Estamos perante uma obra magistral, uma intensa “história de amor, mar e guerra” que de forma equilibrada mistura ficção e realidade e desperta no leitor a curiosidade sobre estes heróis anónimos da Segunda Guerra Mundial que não têm sido muito divulgados.

Recomendo este e todos os livros do autor, mesmo os que ainda não li, pois fico com a certeza de que não desiludirá.




19 julho, 2023

𝑶 𝑷𝒊𝒏𝒕𝒐𝒓 𝒅𝒆 𝑩𝒂𝒕𝒂𝒍𝒉𝒂𝒔, de Arturo Pérez-Reverte

 


Autor: Arturo Pérez-Reverte
Título: O Pintor de Batalhas
Tradutora: Helena Pitta
N.º de páginas: 230
Editora: Asa
Edição (3.ª): Março 2020
Classificação: Romance
N.º de Registo: (3371)


OPINIÃO ⭐⭐⭐⭐


Que livro fabuloso! Exigente, perturbador e impelente! Temos vontade de ler mais e mais, mas algo nos retém e permanecemos deslumbrados perante o poder e a força das palavras.

O Pintor de Batalhas suga-nos as entranhas, obriga-nos a inspirar profundamente antes de assimilar o que foi dito, questionado. Tal como Faulques, o protagonista, que nada diariamente “cento e cinquenta braçadas mar adentro e outras tantas de regresso “ (p.7), também o leitor mergulha nas páginas deste romance e a cada “braçada” que percorre, obriga-se a respirar, a reflectir porque não consegue avançar na “geometria do caos” que lhe é imposta.

Pérez-Reverte a partir da sua experiência jornalística constrói a personagem de Andrés Faulques, um fotógrafo de guerra que, ao longo de 30 anos de profissão, andou pelo mundo e captou imagens poderosas e devastadoras. Na narrativa, Faulques, que já tinha abandonado a fotografia e decidido isolar-se numa torre de vigia na costa mediterrânica (Puerto Úmbria), dedica-se à pintura mural numa tentativa de expor cientificamente “as regras implacáveis que suportam a guerra, (…) o caos aparente – como espelho de vida”. Na construção do seu fresco, combinam-se e misturam-se traços, cores, sombras de memórias, que recupera através das fotografias; das visitas a museus, das pesquisas em livros, das notas que registou e, sobretudo, das memórias dolorosas, impressas no “olhar de trinta anos pautados pelo som obturador de uma máquina fotográfica” (p.9) em busca de um olhar vazio, de um rosto moribundo, de um corpo violado e ensanguentado, do horror como “um franco-atirador paciente”, como um predador em busca da sua presa.

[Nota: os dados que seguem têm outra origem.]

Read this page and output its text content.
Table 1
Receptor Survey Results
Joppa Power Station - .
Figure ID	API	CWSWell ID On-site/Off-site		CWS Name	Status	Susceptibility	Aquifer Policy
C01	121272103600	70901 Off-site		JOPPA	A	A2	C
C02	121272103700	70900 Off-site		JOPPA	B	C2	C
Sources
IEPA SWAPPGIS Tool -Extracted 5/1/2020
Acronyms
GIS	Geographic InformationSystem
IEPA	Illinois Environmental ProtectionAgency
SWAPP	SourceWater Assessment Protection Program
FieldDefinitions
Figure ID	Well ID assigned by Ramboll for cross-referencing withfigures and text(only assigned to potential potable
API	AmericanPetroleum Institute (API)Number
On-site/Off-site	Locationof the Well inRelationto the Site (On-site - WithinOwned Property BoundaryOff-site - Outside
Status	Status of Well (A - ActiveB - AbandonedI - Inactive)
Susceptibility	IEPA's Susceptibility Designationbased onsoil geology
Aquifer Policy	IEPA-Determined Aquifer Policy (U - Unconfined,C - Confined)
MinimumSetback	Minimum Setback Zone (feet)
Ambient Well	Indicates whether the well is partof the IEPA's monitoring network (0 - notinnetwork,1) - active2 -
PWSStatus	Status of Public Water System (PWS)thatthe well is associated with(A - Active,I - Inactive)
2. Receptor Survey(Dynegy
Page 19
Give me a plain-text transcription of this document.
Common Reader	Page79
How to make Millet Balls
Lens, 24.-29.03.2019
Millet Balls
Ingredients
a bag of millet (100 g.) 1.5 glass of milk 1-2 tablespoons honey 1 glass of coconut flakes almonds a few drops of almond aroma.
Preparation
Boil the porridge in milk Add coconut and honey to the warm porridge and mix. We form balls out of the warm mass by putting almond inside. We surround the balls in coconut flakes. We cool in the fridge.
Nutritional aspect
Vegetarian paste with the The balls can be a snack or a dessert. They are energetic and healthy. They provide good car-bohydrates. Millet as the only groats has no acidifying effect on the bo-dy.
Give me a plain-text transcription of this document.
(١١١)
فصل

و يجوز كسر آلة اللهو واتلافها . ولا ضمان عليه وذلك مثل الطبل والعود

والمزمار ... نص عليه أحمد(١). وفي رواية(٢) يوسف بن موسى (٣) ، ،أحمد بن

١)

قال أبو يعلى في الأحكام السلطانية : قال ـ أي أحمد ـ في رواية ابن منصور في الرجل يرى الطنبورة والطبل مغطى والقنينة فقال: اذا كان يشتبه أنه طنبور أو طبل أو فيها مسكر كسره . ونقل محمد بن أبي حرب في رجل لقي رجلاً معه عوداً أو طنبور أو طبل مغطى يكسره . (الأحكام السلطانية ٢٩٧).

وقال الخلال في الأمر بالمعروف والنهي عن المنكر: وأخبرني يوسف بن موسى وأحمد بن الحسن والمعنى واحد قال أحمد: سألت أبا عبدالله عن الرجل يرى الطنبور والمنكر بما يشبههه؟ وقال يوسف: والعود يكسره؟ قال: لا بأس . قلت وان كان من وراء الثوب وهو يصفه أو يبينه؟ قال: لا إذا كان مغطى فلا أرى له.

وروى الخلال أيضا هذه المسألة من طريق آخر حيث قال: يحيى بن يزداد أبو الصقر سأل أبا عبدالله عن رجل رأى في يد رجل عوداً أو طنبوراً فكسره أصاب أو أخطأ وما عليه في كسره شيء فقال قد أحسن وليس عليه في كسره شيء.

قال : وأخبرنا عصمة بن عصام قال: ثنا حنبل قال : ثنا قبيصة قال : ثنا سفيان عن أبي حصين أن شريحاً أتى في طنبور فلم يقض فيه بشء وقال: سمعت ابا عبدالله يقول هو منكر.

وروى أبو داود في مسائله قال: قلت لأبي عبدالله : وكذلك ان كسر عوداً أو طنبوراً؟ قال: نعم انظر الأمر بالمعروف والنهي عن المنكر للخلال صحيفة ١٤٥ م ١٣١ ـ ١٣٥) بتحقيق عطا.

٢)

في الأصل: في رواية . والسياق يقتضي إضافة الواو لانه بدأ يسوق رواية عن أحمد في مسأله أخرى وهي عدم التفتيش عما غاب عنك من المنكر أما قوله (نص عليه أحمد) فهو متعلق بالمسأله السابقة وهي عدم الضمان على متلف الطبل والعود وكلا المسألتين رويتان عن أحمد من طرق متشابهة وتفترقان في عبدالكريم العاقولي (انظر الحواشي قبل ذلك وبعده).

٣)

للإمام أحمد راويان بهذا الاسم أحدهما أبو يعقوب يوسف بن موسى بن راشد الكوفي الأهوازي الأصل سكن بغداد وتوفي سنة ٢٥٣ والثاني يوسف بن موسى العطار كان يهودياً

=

Na sua torre, Faulques, isolado e perturbado pela memória da mulher amada (Olvido), recebe, inesperadamente, um ex-soldado croata, um dos muitos rostos fotografados, que vem confrontá-lo com o seu passado, com as repercussões de uma fotografia que percorreu o mundo “ onde o horror se vende como arte, onde a arte nasce já com a pretensão de ser fotografada, onde conviver com as imagens do sofrimento não tem relação com a consciência nem com a compaixão.” (p. 175)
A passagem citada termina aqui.